A partire dagli anni ’50, in Gran Bretagna, troviamo infatti la nascita di diverse sottoculture (come quelle dei teddy boys, dei mods e dei punk) a cui furono attribuite la responsabilità della decadenza della società e dei suoi valori e dell’aumento della criminalità generale. Esse (come si analizza in Resistance) divennero, assieme alla comunità nera (come si analizza invece in Policing), dei veri e propri capri espiatori per dei problemi sociali che erano, in realtà, più profondamente radicati. È proprio qui, dunque, che si palesa la vera forza dell’egemonia culturale. In Policing si mostra infatti come il fenomeno del mugging, associato alla comunità nera, fosse soltanto un enorme velo utilizzato per nascondere, attraverso una psicosi sociale generale, dei problemi che avrebbero altrimenti messo in crisi il gruppo sociale dominante. Il panico generato attraverso gli “apparati ideologici dello Stato” ha infatti delle conseguenze pratiche e reali come ad esempio l’aumento degli arresti, del controllo della polizia nei quartieri neri e delle condanne estremamente più lunghe e severe a livello sociale. Lo stesso Hall, infatti, dice che «il panico morale ci appare come una delle forme principali di coscienza ideologica attraverso cui una “maggioranza silenziosa” è spinta ad appoggiare l’uso di misure sempre più coercitive da parte dello Stato, e presta la propria leggittimità a un “insolitamente intenso” esercizio del controllo».

Ma quali sono le possibili forme di lotta di classe utili a contrastare tutto questo? La prima sopra tutte è sicuramente la resistenza, che possiamo dividere in resistenza rivoluzionaria e rituale.

La resistenza rivoluzionaria, di base, riguarda la cosiddetta “guerra di manovra” che cita lo stesso Gramsci, in cui semplicemente si combatte attivamente e ci si ribella alla cultura dominante rovesciando quelle che sono le strutture di potere.

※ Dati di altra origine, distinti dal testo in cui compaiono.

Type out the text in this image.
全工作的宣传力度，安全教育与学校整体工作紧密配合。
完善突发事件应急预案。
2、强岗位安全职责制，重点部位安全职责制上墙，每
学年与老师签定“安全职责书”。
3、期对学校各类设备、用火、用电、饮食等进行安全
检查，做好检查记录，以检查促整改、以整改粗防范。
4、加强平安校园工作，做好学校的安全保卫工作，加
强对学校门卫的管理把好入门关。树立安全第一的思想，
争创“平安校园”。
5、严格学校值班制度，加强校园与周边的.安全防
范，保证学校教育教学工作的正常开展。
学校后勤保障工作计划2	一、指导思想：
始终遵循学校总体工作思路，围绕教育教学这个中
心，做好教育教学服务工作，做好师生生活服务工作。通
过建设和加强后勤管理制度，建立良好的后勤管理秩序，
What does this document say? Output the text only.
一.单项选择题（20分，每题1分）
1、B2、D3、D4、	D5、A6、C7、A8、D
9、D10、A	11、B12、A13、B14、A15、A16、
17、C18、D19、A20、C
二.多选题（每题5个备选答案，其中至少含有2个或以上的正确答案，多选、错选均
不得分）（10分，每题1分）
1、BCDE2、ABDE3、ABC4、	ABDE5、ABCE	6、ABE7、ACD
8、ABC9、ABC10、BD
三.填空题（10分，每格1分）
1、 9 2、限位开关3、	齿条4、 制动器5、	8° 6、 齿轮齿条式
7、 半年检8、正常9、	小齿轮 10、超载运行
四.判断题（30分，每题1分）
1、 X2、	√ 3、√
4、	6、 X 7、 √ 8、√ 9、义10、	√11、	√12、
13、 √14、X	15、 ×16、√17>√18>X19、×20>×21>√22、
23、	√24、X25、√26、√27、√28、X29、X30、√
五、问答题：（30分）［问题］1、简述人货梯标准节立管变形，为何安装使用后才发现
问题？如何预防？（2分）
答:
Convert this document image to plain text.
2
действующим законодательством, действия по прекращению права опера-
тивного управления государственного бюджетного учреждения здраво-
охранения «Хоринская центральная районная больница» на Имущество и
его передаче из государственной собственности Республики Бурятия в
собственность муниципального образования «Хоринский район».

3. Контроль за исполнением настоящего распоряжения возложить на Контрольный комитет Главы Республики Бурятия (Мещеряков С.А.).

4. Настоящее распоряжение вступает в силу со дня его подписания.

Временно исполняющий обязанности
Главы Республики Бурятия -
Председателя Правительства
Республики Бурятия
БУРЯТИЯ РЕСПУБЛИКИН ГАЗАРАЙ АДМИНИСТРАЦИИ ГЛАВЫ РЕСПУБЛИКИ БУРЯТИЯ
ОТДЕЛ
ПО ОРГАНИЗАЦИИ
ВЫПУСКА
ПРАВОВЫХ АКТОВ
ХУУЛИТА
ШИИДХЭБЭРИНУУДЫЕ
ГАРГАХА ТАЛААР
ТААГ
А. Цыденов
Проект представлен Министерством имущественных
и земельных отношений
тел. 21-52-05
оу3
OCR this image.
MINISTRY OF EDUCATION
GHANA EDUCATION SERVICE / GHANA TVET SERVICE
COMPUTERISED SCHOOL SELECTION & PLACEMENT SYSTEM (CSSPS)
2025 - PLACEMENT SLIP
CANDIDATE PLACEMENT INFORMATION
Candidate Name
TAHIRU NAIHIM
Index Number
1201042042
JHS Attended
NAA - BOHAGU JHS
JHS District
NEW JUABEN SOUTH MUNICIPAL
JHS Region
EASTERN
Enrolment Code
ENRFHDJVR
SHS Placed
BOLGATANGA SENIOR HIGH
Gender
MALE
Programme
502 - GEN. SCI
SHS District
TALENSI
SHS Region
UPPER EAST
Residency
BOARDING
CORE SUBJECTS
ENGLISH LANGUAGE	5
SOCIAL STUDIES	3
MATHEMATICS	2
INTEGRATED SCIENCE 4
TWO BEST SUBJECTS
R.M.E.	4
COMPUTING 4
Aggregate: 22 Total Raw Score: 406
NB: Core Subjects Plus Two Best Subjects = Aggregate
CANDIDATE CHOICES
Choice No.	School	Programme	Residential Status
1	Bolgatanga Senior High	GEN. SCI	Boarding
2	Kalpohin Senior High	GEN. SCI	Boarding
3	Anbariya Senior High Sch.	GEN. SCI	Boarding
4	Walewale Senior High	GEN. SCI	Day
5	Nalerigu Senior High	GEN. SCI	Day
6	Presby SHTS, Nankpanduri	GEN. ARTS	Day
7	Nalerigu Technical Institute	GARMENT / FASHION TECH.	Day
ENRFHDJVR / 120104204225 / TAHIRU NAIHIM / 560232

Dall’altro lato, invece, la resistenza rituale riguarda il capire «come e in quali condizioni la classe ha potuto usare le sue “materie prime” materiali e culturali per costruire una gamma intera di risposte». In questo caso ci si riferisce quindi all’utilizzare la cultura stessa come strumento di lotta e resistenza, discostandosi da quello che è il conformismo generale.